The first three years of a child’s life are critical to building a positive parent-child relationship, said Swanie, and this will also lead to the child’s desire to form emotional relationships with other people as well as maintain them in his later years.

“It helps to build empathy, as a child will learn to be caring when they see how a parent cares for them,” she said. “It’s also a way to positively discipline a child. Discipline should involve going down to their level to get their attention, instead of shouting at them from a higher level. It’s the start of building positive discipline.”

While this action has the benefit of building a parent-child relationship, it also simply ensures that your child is listening to you. “Toddlers tend to have poorer attention spans and, if not spoken to at eye level, they may not be listening,” pointed out Dr Lim. “By having the discipline to speak to children at eye level consistently and, in doing so, actively listening, parents are also indicating an interest in what children may have to say. This allows for mutual respect and will improve communication in the long run.

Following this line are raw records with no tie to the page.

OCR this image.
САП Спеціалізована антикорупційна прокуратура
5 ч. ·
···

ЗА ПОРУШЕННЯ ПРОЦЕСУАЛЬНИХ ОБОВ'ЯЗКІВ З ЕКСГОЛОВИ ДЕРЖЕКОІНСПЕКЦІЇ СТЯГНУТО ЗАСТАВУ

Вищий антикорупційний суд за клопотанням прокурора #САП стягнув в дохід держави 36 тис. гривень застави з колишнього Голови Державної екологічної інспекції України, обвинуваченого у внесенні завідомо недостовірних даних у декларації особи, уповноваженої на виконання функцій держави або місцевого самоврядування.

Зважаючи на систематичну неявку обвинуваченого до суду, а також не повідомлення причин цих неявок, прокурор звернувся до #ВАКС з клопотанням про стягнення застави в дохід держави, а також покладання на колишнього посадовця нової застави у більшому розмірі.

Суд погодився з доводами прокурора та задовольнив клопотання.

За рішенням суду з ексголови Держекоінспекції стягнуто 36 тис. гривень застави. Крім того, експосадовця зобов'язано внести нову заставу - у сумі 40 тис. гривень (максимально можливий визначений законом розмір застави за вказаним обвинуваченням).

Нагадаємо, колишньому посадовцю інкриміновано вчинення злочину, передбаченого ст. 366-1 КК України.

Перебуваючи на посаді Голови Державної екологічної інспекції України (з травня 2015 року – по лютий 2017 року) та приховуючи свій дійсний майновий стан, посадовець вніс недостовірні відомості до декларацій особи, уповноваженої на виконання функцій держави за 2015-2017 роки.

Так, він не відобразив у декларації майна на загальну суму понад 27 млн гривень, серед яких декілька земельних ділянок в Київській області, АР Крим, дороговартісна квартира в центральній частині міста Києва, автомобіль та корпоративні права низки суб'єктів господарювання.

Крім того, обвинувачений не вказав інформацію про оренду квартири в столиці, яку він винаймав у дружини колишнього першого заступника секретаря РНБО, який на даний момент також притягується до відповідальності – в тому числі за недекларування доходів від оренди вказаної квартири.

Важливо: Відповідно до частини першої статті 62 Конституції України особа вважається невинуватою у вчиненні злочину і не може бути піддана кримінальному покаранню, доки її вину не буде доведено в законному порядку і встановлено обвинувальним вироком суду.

“When a child is able to receive instructions more clearly, he is less likely to be punished or to get punitive reactions from his parents,” Dr Lim continued. “This aids him in having more positive feelings. Furthermore, a child who has parents who put in the effort towards positive parenting will definitely feel more loved and cared for. This, in turn, allows for better self esteem.”

ACTIVE LISTENING


Crouching down to talk to your toddler basically involves active listening. And it might not always have to be an effort to squat to their level — you can carry the child, then speak to them, or both take a seat so you can speak to your child at eye level.

“Listening is one of the most important ways of giving children positive attention, and also a way of building a child’s confidence in themselves,” Swanie explained. “When we’re listening, we’re encouraging them to talk and helping them to express their feelings. Listening is the first step, and active listening should be part and parcel of it — stop what you’re doing and go down to their level.”

Other tips for communicating better with your toddler include not interrupting them and being patient instead, as toddlers are learning to communicate and will need time to express themselves.

Dr Lim also suggested not correcting the child’s grammar or pronunciation as this will stop him from wanting to talk. “Be encouraging, but avoid inappropriately praising the child,” he said. “Encourage your child by saying things like, ‘I really like it that you tell me how you feel rather than just crying’. Avoid saying things like, ‘Wah boy boy so clever, can talk so much.’”

Swanie recommends communicating with your child from an early age. “It starts with positive bonding when they’re infants. Talk to them, even at that age. When they start to move around, that’s when parents get irritable as they can’t keep the child down and have to follow the kid around, so it becomes a very highly stimulated environment. But when you start communicating at an early stage, it continues to a later age too.

“If you missed that in their early years, it’s not too late to start now,” she added. “Encourage your child, set time to play together, getting down to their level. Do things that they like to do. Have special one-to-one alone time, going for walks together or teaching the child to do something. It’s all about communicating and building relationships with them, with positive listening.”